From Sunday’s sermon, an opening point was that you can break a cycle of bad decisions or generational sins. The following story is one that I wanted to include but chose not to. Yet it’s message still resonates. “And everyone who has left houses, brothers or sisters, father or mother, children, or fields because of My name will receive 100 times more and will inherit eternal life. But many who are first will be last, and the last first.” (Matthew 19:29-30)
Alfred Nobel dropped the newspaper and put his head in his hands. It was 1888. Nobel was a Swedish chemist who made his fortune inventing and producing dynamite. His brother Ludvig had died in France. But now Alfred’s grief was compounded by dismay. He’d just read an obituary in a French newspaper—not his brother’s obituary, but his! An editor had confused the brothers. The headline read, “The Merchant of Death Is Dead.” Alfred Nobel’s obituary described a man who had gotten rich by helping people kill one another. Shaken by this appraisal of his life, when he died eight years later, he left more than $9 million to fund awards for people whose work benefited humanity. The awards became known as the Nobel Prize.

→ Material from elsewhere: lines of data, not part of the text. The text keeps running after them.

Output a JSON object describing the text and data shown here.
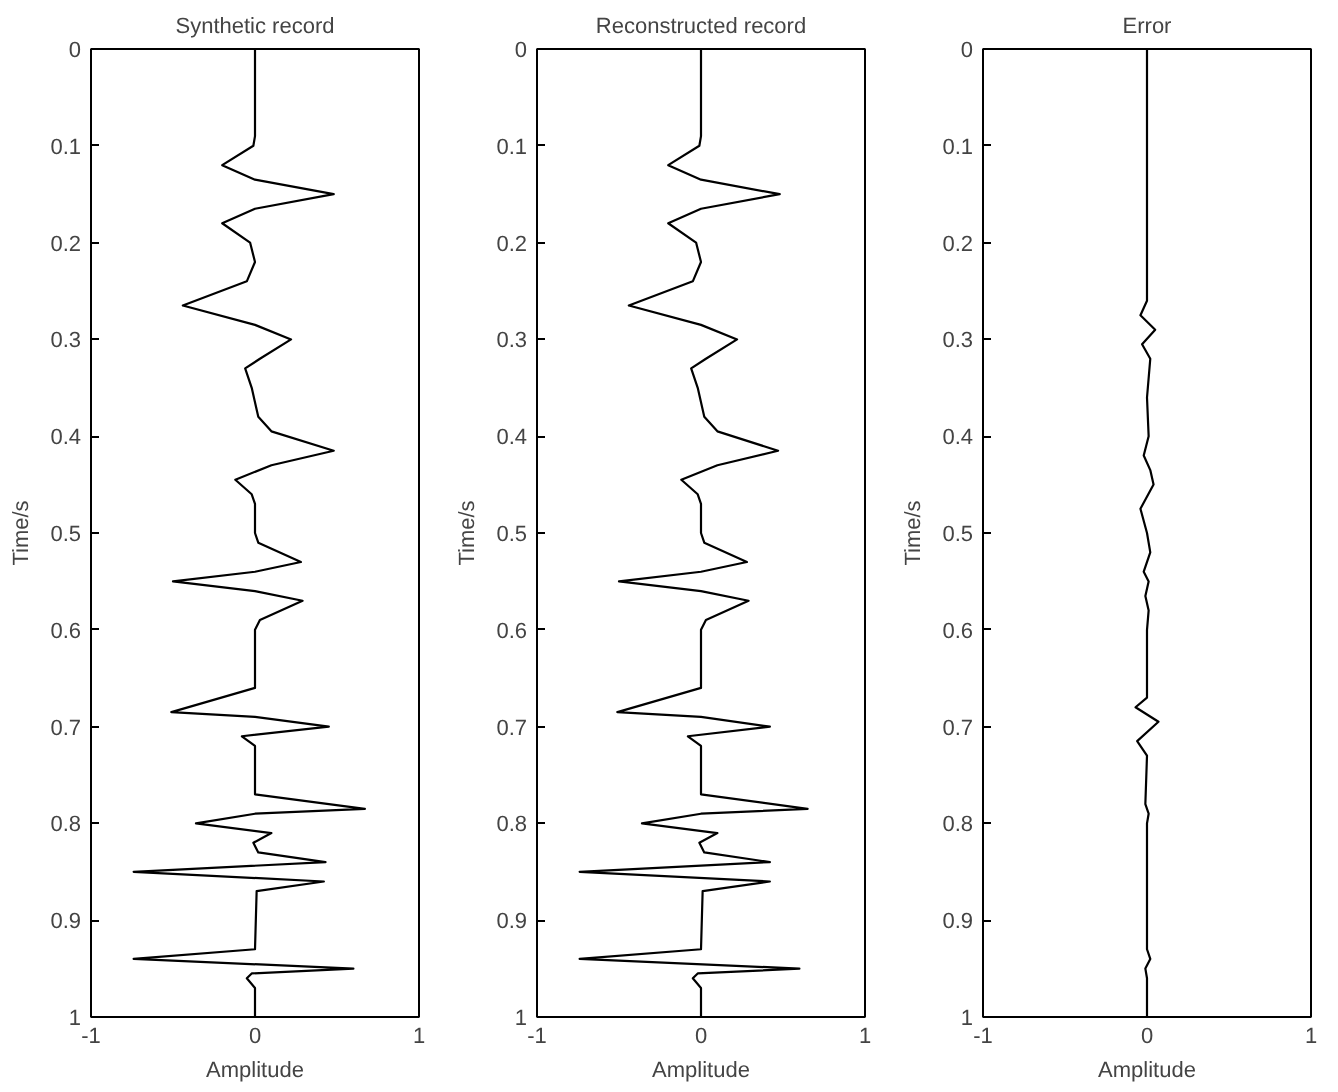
{
  "chart_data": [
    {
      "type": "line",
      "title": "Synthetic record",
      "xlabel": "Amplitude",
      "ylabel": "Time/s",
      "xlim": [
        -1,
        1
      ],
      "xticks": [
        -1,
        0,
        1
      ],
      "ylim": [
        1,
        0
      ],
      "yticks": [
        0,
        0.1,
        0.2,
        0.3,
        0.4,
        0.5,
        0.6,
        0.7,
        0.8,
        0.9,
        1
      ],
      "series": [
        {
          "color": "#000000",
          "x": [
            0,
            0,
            -0.01,
            -0.2,
            0,
            0.48,
            0,
            -0.2,
            -0.03,
            0,
            -0.05,
            -0.44,
            0,
            0.22,
            0.03,
            -0.06,
            -0.02,
            0.02,
            0.1,
            0.48,
            0.1,
            -0.12,
            -0.02,
            0,
            0,
            0.02,
            0.28,
            0,
            -0.5,
            0,
            0.29,
            0.03,
            0,
            0,
            -0.51,
            0,
            0.45,
            -0.08,
            0,
            0,
            0.67,
            0,
            -0.36,
            0.1,
            -0.01,
            0.02,
            0.43,
            -0.74,
            0.42,
            0.01,
            0,
            -0.74,
            0.6,
            -0.02,
            -0.05,
            0,
            0
          ],
          "values": [
            0,
            0.09,
            0.1,
            0.12,
            0.135,
            0.15,
            0.165,
            0.18,
            0.2,
            0.22,
            0.24,
            0.265,
            0.285,
            0.3,
            0.32,
            0.33,
            0.35,
            0.38,
            0.395,
            0.415,
            0.43,
            0.445,
            0.46,
            0.47,
            0.5,
            0.51,
            0.53,
            0.54,
            0.55,
            0.56,
            0.57,
            0.59,
            0.6,
            0.66,
            0.685,
            0.69,
            0.7,
            0.71,
            0.72,
            0.77,
            0.785,
            0.79,
            0.8,
            0.81,
            0.82,
            0.83,
            0.84,
            0.85,
            0.86,
            0.87,
            0.93,
            0.94,
            0.95,
            0.955,
            0.96,
            0.97,
            1
          ]
        }
      ]
    },
    {
      "type": "line",
      "title": "Reconstructed record",
      "xlabel": "Amplitude",
      "ylabel": "Time/s",
      "xlim": [
        -1,
        1
      ],
      "xticks": [
        -1,
        0,
        1
      ],
      "ylim": [
        1,
        0
      ],
      "yticks": [
        0,
        0.1,
        0.2,
        0.3,
        0.4,
        0.5,
        0.6,
        0.7,
        0.8,
        0.9,
        1
      ],
      "series": [
        {
          "color": "#000000",
          "x": [
            0,
            0,
            -0.01,
            -0.2,
            0,
            0.48,
            0,
            -0.2,
            -0.03,
            0,
            -0.05,
            -0.44,
            0,
            0.22,
            0.03,
            -0.06,
            -0.02,
            0.02,
            0.1,
            0.47,
            0.1,
            -0.12,
            -0.02,
            0,
            0,
            0.02,
            0.28,
            0,
            -0.5,
            0,
            0.29,
            0.03,
            0,
            0,
            -0.51,
            0,
            0.42,
            -0.08,
            0,
            0,
            0.65,
            0,
            -0.36,
            0.1,
            -0.01,
            0.02,
            0.42,
            -0.74,
            0.42,
            0.01,
            0,
            -0.74,
            0.6,
            -0.02,
            -0.05,
            0,
            0
          ],
          "values": [
            0,
            0.09,
            0.1,
            0.12,
            0.135,
            0.15,
            0.165,
            0.18,
            0.2,
            0.22,
            0.24,
            0.265,
            0.285,
            0.3,
            0.32,
            0.33,
            0.35,
            0.38,
            0.395,
            0.415,
            0.43,
            0.445,
            0.46,
            0.47,
            0.5,
            0.51,
            0.53,
            0.54,
            0.55,
            0.56,
            0.57,
            0.59,
            0.6,
            0.66,
            0.685,
            0.69,
            0.7,
            0.71,
            0.72,
            0.77,
            0.785,
            0.79,
            0.8,
            0.81,
            0.82,
            0.83,
            0.84,
            0.85,
            0.86,
            0.87,
            0.93,
            0.94,
            0.95,
            0.955,
            0.96,
            0.97,
            1
          ]
        }
      ]
    },
    {
      "type": "line",
      "title": "Error",
      "xlabel": "Amplitude",
      "ylabel": "Time/s",
      "xlim": [
        -1,
        1
      ],
      "xticks": [
        -1,
        0,
        1
      ],
      "ylim": [
        1,
        0
      ],
      "yticks": [
        0,
        0.1,
        0.2,
        0.3,
        0.4,
        0.5,
        0.6,
        0.7,
        0.8,
        0.9,
        1
      ],
      "series": [
        {
          "color": "#000000",
          "x": [
            0,
            0,
            -0.04,
            0.05,
            -0.03,
            0.02,
            0,
            0.01,
            -0.02,
            0.02,
            0.04,
            -0.04,
            0,
            0.02,
            -0.02,
            0.01,
            -0.01,
            0.01,
            0,
            0,
            -0.07,
            0.07,
            -0.06,
            0,
            -0.01,
            0.01,
            0,
            0,
            0.02,
            -0.01,
            0,
            0
          ],
          "values": [
            0,
            0.26,
            0.275,
            0.29,
            0.305,
            0.32,
            0.36,
            0.4,
            0.42,
            0.435,
            0.45,
            0.475,
            0.5,
            0.52,
            0.54,
            0.55,
            0.565,
            0.58,
            0.6,
            0.67,
            0.68,
            0.695,
            0.715,
            0.73,
            0.78,
            0.79,
            0.8,
            0.93,
            0.94,
            0.95,
            0.96,
            1
          ]
        }
      ]
    }
  ]
}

Alfred Nobel had a rare opportunity—to look at the assessment of his life at its end and still have the chance to change it. Before his life was over, Nobel made sure he had invested his wealth in something of lasting value.

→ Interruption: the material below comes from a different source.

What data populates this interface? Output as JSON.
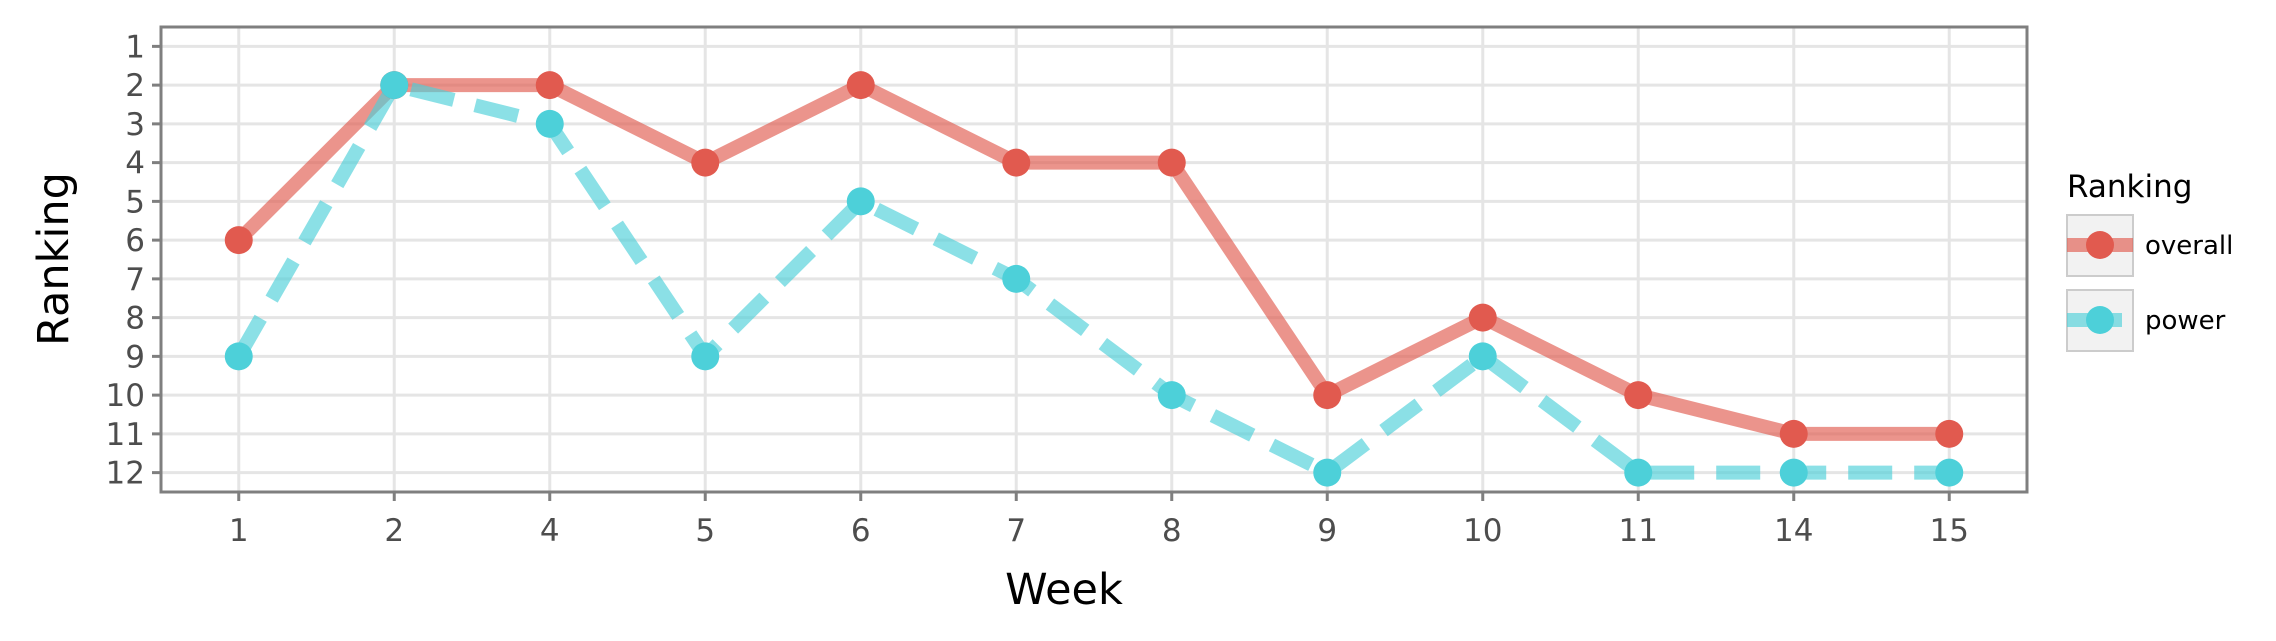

Ask yourself, “Five minutes after I die, what will I wish I would have given away while I still had the chance?” When you come up with an answer, why not give it away now? Why not spend the rest of our lives closing the gap between what we’ll wish we would have given and what we really are giving?
Nobel managed to change his legacy in this world. We have the far more strategic opportunity to change our legacy in the world to come.